Das Pic von Freeka war denke ich schon net schlecht. Nur das eine Licht verkleineren und viel mehr davon zu einem Kreis bilden.
Entweder so oder so:

Er meint vielleicht auch dieses Rautenmuster auf der Ampel.


Sers
Sliver


----------



## NgiseD (21. August 2002)

wir reden scheinbar aneinander vorbei. ist mein fehler.
wie meine die alten ampelmänchen aus der ddr.
Diese sollten nur in einzelnen leuchtenden punkten dargestellt werden.
je weiter man an den rand der figur kommt desto kleiner sollten sie werden. und ach einen eigenen "schein" haben.

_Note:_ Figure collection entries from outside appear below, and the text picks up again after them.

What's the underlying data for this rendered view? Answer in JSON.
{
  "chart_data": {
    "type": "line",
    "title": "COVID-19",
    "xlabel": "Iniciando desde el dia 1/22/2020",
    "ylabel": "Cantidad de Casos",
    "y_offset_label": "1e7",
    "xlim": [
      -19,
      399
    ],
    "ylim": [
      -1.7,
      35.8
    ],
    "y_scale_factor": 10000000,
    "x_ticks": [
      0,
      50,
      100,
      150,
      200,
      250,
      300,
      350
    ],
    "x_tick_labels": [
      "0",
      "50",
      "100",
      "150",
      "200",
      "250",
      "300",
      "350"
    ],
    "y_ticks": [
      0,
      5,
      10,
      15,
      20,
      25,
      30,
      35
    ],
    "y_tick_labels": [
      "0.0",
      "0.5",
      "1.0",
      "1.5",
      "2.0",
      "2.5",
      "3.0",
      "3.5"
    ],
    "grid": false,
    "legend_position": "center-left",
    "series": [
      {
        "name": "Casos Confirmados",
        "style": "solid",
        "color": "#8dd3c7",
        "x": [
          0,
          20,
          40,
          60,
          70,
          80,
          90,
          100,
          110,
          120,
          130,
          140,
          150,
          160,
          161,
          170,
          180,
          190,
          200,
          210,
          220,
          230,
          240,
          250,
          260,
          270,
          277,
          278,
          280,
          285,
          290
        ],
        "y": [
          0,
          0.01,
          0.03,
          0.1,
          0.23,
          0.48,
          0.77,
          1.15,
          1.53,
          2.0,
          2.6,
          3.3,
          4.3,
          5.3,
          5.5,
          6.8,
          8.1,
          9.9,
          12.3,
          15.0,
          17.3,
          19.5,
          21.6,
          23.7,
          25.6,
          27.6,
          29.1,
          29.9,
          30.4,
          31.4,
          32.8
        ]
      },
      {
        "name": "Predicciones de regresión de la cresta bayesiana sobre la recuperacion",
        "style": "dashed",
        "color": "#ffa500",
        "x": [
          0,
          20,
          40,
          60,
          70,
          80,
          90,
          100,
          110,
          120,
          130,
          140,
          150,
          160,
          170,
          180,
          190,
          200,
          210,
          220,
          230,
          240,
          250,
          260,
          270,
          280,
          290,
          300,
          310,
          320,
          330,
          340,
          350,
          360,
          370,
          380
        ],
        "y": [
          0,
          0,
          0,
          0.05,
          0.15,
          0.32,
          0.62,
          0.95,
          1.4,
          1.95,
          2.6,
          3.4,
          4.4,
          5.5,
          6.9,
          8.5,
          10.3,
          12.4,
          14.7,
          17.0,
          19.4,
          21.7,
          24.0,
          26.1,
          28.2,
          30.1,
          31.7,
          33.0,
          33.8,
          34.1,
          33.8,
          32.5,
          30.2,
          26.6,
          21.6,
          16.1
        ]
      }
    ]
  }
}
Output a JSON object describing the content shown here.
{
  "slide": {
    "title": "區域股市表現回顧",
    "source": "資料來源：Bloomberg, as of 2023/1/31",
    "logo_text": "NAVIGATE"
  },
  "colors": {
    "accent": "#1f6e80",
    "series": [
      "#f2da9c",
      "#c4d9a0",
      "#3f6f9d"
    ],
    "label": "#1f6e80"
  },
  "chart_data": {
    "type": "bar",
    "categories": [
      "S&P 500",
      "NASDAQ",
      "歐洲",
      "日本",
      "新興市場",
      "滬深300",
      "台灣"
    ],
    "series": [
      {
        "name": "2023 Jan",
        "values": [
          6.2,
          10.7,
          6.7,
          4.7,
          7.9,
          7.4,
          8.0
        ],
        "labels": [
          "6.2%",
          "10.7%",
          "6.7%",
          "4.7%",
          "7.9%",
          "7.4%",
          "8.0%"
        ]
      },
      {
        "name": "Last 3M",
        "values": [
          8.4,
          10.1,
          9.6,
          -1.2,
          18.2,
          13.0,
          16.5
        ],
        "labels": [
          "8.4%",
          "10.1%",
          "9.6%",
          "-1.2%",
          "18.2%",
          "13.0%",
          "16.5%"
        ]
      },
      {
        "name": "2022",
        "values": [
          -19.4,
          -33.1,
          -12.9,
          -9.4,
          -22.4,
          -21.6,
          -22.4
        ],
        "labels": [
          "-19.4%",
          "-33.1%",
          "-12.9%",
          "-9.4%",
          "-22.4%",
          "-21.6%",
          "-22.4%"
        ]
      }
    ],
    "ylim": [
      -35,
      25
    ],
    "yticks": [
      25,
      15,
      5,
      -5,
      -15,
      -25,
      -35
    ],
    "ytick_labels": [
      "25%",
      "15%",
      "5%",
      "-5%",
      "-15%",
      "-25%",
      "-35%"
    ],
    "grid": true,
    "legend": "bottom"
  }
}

hier ein beispiel foto von den ampelmänchen!!!


----------



## Nino (21. August 2002)

Ich hab da mal was probiert.


----------



## freekazoid (21. August 2002)

ich weiss glaub was du meinst. such mal nach 'technodots'


----------



## freekazoid (21. August 2002)

sorry, doppelpost … ich weiss

aber beim editieren kann man irgendwie keine dateien anhängen.
drum jetzt hier …

dein pic kombiniert mit technodots im anhang.
so in etwa? das leuchten is bisserl bescheiden, aber das is die idee?


----------